The day begins with breakfast. Then the students make their way to a classroom plastered with motivational posters. Written on the board is the reflection of the day. A quote from Frederick Douglass reads: “If there is no struggle, there is no progress.”

They all scribble down their thoughts about the quote before having a group discussion.

“I know you all are going through some things and you all need to get better,” Merkerson begins. “How can you make better choices to better your life?”

These kinds of talks will permeate the whole school day, along with role-playing exercises designed to let kids step back from tense situations and think about constructive ways to respond. The students will fill out worksheets full of examples of conflicts kids typically face in school, and they’re asked to come up with ways they can react without getting into further trouble.

“It’s a balance. We’re trying to nurture and provide comfort. But let’s be honest: We don’t want them to come back,” said Luis Diaz, who heads the Success Centers for the Miami-Dade County school district.

The classes are small. At least two teachers provide plenty of one-on-one instruction and make sure students keep up with their classwork.

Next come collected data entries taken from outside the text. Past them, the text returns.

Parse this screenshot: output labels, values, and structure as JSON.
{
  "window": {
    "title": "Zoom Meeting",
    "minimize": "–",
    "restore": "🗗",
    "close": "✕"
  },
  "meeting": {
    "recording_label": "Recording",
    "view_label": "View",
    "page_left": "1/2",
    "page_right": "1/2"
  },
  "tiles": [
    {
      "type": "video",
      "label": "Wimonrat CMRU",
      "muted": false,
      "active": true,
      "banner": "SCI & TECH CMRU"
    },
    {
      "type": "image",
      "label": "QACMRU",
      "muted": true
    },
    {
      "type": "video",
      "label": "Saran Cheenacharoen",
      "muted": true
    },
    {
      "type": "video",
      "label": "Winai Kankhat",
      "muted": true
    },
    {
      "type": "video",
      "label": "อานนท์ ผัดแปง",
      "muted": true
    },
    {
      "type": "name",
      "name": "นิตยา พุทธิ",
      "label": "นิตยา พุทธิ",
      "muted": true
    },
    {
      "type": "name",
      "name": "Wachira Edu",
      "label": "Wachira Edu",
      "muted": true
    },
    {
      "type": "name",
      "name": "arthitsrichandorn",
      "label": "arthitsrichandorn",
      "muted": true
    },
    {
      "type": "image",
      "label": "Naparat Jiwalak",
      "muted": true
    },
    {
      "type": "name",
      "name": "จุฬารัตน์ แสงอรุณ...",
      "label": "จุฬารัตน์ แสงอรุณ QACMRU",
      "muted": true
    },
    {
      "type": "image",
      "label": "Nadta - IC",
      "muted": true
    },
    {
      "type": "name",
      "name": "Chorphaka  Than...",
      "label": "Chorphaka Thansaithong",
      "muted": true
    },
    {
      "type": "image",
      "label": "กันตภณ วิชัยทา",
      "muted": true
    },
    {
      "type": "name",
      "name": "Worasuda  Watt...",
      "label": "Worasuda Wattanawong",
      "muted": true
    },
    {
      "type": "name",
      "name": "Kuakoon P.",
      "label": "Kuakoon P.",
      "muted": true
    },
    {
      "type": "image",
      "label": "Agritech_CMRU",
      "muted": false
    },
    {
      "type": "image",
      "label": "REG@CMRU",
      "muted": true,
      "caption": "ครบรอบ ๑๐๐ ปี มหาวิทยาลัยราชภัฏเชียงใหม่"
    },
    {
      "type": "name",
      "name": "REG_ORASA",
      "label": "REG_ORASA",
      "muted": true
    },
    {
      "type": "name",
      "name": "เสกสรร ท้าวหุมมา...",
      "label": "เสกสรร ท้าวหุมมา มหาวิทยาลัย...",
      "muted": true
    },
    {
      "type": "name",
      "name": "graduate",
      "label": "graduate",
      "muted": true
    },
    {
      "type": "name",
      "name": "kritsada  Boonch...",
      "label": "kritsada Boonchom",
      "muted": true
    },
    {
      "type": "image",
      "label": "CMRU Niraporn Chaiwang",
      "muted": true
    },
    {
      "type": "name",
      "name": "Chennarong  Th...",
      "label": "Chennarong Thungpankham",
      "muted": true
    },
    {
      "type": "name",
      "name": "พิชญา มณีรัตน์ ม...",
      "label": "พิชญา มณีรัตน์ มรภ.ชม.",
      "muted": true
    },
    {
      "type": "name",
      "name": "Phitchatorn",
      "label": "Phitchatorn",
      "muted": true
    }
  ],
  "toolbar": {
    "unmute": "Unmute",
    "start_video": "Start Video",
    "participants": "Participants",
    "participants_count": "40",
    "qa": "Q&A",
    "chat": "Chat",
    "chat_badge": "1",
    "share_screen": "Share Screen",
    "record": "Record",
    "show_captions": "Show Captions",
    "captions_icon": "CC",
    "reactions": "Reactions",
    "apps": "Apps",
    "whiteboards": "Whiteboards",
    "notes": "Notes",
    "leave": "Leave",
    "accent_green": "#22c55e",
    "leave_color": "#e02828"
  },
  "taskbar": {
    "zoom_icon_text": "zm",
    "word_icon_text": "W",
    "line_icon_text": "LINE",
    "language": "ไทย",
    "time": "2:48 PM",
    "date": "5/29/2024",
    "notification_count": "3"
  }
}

A cast of counselors constantly meets with students to get to the root of their issues and even refer families to community agencies for more help.

“A lot of these kids are just born into situations that aren’t comparable to other kids,” Diaz said. “We’re here to help.”

“I believe that he got a good experience out of this, and I believe that it helped him where he doesn’t want to go to the program or get in trouble.”

Annette Johnson, parent

Annette Johnson’s son was sent to a Success Center this year after he was suspended for fighting at Norland Senior High. She was sold on the program as soon as she dropped off her son and was greeted by site coordinator Jesse Walker.

“I love his attitude. I felt like they have the right person over the kids,” Johnson said.

She isn’t sure what happened while her son was there. But after his first day, Johnson said her son, usually not one for homework, had a new-found motivation.

“That first day, when he came to the house he just started doing homework. And it was like, for almost two hours,” Johnson said. “I believe that he got a good experience out of this, and I believe that it helped him where he doesn’t want to go to the program or get in trouble.”